The prosperity that New Bedford lost with the decline of the whaling industry has been more than made up by the growth of the cotton spinning industry. In 1905 New Bedford ranked second among the cities of the United States in the manufacture of cotton goods (including cotton small wares), producing 5% of the total for the country; the speciality of the mills is the finer cotton goods. The first cotton mill, a five-storey stone structure, was built by Joseph Grinnell (1789-1885) and his associates in 1847, and began operations in the following year with 15,000 spindles and 200 looms. This was the beginning of the Wamsutta Mills, in 1907 comprising 8 buildings, 228,000 spindles and 4300 looms. In 1909 the city had some 50 mills, with a total of over 2,137,000 spindles. The value of cotton goods manufactured in 1905 was $22,411,936, or 76.1% of all manufactured products of New Bedford (in 1890 the product was $8,185,286; in 1900 $16,748,783). Among the city's other manufactures are tools, cordage and twine, boots and shoes, glass, oils, lubricants (notably black-fish oil, a lubricant for watches and clocks, of which almost the entire supply is manufactured here), mechanical toys, beer, ale, woollen and silk goods, and paints. The total value of all factory products was $23,397,491 in 1900 and $29,469,349 in 1905. There is an extensive commerce in coal, raw cotton, lumber and fish; the direct foreign trade is comparatively small — in 1909 the imports were valued at $542,995, and the exports at $34,473.

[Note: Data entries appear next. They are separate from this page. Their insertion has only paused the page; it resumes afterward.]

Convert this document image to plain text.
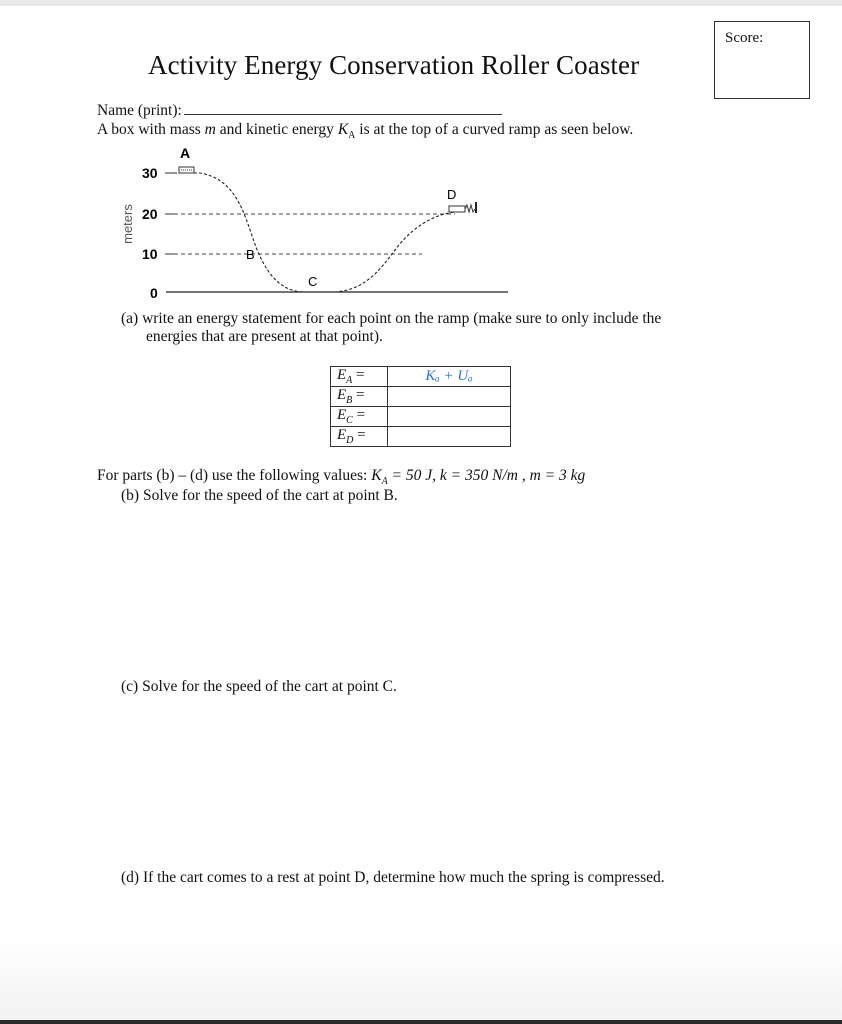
Score:
Activity Energy Conservation Roller Coaster
Name (print):
A box with mass m and kinetic energy $K_A$ is at the top of a curved ramp as seen below.
meters
30
20
10
0
A
B
C
D
(a) write an energy statement for each point on the ramp (make sure to only include the
energies that are present at that point).
$E_A$ =	Kₐ + Uₐ
$E_B$ =	
$E_C$ =	
$E_D$ =	
For parts (b) – (d) use the following values: $K_A = 50$ J, k = 350 N/m , m = 3 kg
(b) Solve for the speed of the cart at point B.
(c) Solve for the speed of the cart at point C.
(d) If the cart comes to a rest at point D, determine how much the spring is compressed.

The site of New Bedford was visited in 1602 by the English navigator, Bartholomew Gosnold, who traded with the Indians at the mouth of the Acushnet or Acoosnet. It was originally part of the town of Dartmouth, which was occupied by settlers from Plymouth, who in 1652 purchased the land from Massasoit, Sachem of the Narragansets, and his son Wamsutta (called Alexander by the whites). About 1665 there was a considerable influx of Quakers, and members of this sect have always formed an important and influential element in the population. There were few settlers on the site of New Bedford until the middle of the 18th century, and there was no village, properly speaking, until 1760. The town was first called Bedford after Joseph Russell, one of the founders, whose family name was the same is that of the dukes of Bedford; and it was later called New Bedford to distinguish it from Bedford in Middlesex county. During the War of Independence the harbour became a rendezvous for American privateers; this led to an attack, on the 5th of September 1778, by a fleet and armed force under Earl Grey, which burned seventy ships and almost destroyed the town. In 1787 New Bedford was set off from Dartmouth and separately incorporated as a township; in 1812 the township of Fairhaven was separated from it. New Bedford was chartered as a city in 1847. Its first newspaper, the Marine Journal, was established in 1792. The Mercury, founded in 1807, now one of the oldest newspapers in continuous publication in the country, was for some time edited by William Ellery Channing (1818-1901). There are Portuguese and French weekly newspapers.
See Daniel Ricketson, History of New Bedford (New Bedford, 1858); Z. W. Pease and G. W. Hough, New Bedford (New Bedford, 1889); D. H. Kurd, History of Bristol County (Philadelphia, 1883); L. B. Ellis, History of New Bedford and its Vicinity 1602-1892 (Syracuse, N.Y., 1892); W. S. Tower, A History of the American Whale Fishery (Philadelphia, 1907); and The Old Dartmouth Historical Sketches (1903 seq.), published by the Old Dartmouth Historical Society.
- From New Bedford in November and December 1861 sailed the “Stone Fleet,” a flotilla of 45 whaling vessels collected by the Federal government and loaded with stone, most of which were sunk off Charleston and other harbours on the South Atlantic coast for the purpose of stopping blockade running.